One of the scariest experiences that often takes you by complete surprise is a panic attack.
Attacks are sometimes categorized under mental illness — which opens a world of commentary about how attacks are viewed by those experience them, and those who witness them. If you experience an attack, you feel like something is wrong with you. If you witness an attack, you’re unsure of how to react.
Shame and avoidance aren’t the answer. Here’s how you can help yourself, and others around you, get through them.
Panic Attacks Are NOT Made Up
There isn’t enough education about panic attacks or knowledge about where they come from, truthfully. It’s brave when someone even acknowledges they are having one. Recently, a woman took before and after pictures to show the reality of what panic attacks look like. She channeled and shared what she felt like in a very vulnerable moment.
Panic attacks are very traumatizing for those who go through the experience, especially when you don’t know if and when the next one will strike. The experience stays with you. That trauma can lead to the development of post-traumatic stress disorder (PTSD). In fact, 60 percent of men and 50 percent of women have experienced an event that’s traumatizing. Trauma can stay with you and affect you in ways you won’t always understand.
But know this: You’re not making it up, and there is nothing you should be ashamed of.
You didn’t do anything, and are not doing anything, wrong.
It’s an experience that is happening to your body, and it’s terrifying. Mental and physical illness are linked. Under no circumstance do you need to apologize for this scary experience. Do not take on others’ ignorance as your embarrassment.
Panic attacks are triggered by a number of factors. A repeated instance of a friend not showing up for scheduled coffee date or shopping trip may trigger a panic attack. If an elevator door does not open immediately, it may trigger fear and a panic attack, as the sufferer feels the walls are closing in on them. Such experiences are very real and very frightening.
You are highly sensitive and empathetic.
Even after experiencing panic attacks his or her whole life, how can anyone be prepared when such a scary experience comes from nowhere? Chances are that you are highly sensitive, having experienced such extremes within your mind and body.
Being “too sensitive” is another weakness in society’s eyes, but it’s actually a superpower that comes after experiencing trauma. Even though your sensitivity brings daily struggles, think of the details you notice that others don’t.

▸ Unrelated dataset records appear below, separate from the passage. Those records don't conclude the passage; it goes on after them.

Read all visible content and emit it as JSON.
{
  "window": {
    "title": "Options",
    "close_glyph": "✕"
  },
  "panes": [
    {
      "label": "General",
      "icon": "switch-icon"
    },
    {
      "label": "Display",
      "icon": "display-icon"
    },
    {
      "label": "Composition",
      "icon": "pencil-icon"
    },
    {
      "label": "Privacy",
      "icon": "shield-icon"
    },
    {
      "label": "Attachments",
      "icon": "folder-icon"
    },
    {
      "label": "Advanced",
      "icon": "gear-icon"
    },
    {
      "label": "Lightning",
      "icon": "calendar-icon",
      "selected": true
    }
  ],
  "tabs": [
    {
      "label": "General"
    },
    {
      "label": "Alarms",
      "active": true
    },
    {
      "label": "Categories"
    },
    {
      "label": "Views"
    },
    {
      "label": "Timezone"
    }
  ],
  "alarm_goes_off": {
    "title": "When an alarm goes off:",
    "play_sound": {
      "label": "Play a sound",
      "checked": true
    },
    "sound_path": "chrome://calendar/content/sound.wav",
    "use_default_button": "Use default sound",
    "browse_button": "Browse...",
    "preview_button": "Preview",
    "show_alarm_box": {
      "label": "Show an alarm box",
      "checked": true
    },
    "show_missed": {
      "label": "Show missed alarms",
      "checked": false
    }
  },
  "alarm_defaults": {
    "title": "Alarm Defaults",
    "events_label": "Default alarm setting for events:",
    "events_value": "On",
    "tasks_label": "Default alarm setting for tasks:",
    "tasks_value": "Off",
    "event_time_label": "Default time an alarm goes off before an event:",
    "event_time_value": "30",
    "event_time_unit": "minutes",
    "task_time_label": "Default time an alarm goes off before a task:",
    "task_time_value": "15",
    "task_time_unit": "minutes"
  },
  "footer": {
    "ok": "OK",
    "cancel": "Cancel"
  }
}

Because of your heightened sensitivity, maybe you’ll just happen to be a stranger in the right place at the right time for someone else going through a similar experience. Maybe you have a well-tuned radar for others experiencing trauma and empathy for anyone suffering. If so, you are equipped with experience to relate to them. Actively listen to what that person is going through without judgement. Do not shy away from expressing empathy and sensitivity.
Talking about what you are going through is part of awareness and healing. It also encourages others to speak up and offer you support.
You are doing your best.
Yes, you are doing your best. That’s all anyone can ask of you. Under the weight and unpredictability of experiencing panic attacks, you wake up every morning to start the day. When the panic attack occurs, you are vulnerable and you are afraid. You’re human. Sometimes, you are able to talk yourself through it.
More importantly, you are present with yourself as you go through this experience. Hardly anyone lives in the moment. Think you’re just along for the ride? There’s another perspective, too. You’re not alone. You become your own strongest ally, and when you are (and aren’t) experiencing a panic attack, this is a vital truth and strength. You are immensely brave.
Own Your Strengths to Deal With Your Panic Attacks
Know that no one is “normal”. Consider the new perspectives and strengths you have gained through experiencing your panic attacks.
Find empowerment in the fact that you face your fear and trauma head on. Take time after your panic attack, when you feel safe, to write about your experience objectively so that you can keep track of prospective triggers and patterns with the attacks. The act of journaling will help you divert your anxiety of anticipation of having a panic attack.
Think about what calms you and what mechanisms help you to cope with the panic attacks. Meditation and breathing exercises give you something to focus your attention on and regulate your breathing. If you witness triggers affecting you, leave the environment to take a moment, if possible.
When experiencing a panic attack, consider using your sensitivity to details to your advantage. Choose an object close to you, or far away, to focus on. Focus on the color and the patterns of your shoes. Feel the texture of your laces to ground your awareness. Sometimes, focusing on something outside of yourself distracts you from your pounding heart — and calms you.
Do not be ashamed of your panic attacks. It’s a traumatic experience that makes you feel like you have no control over your body or your life, but the experience does make you stronger and braver.
There is strength in acknowledging the spectrum of human emotion — it’s anxiety, vulnerability and capacity for humility and empathy.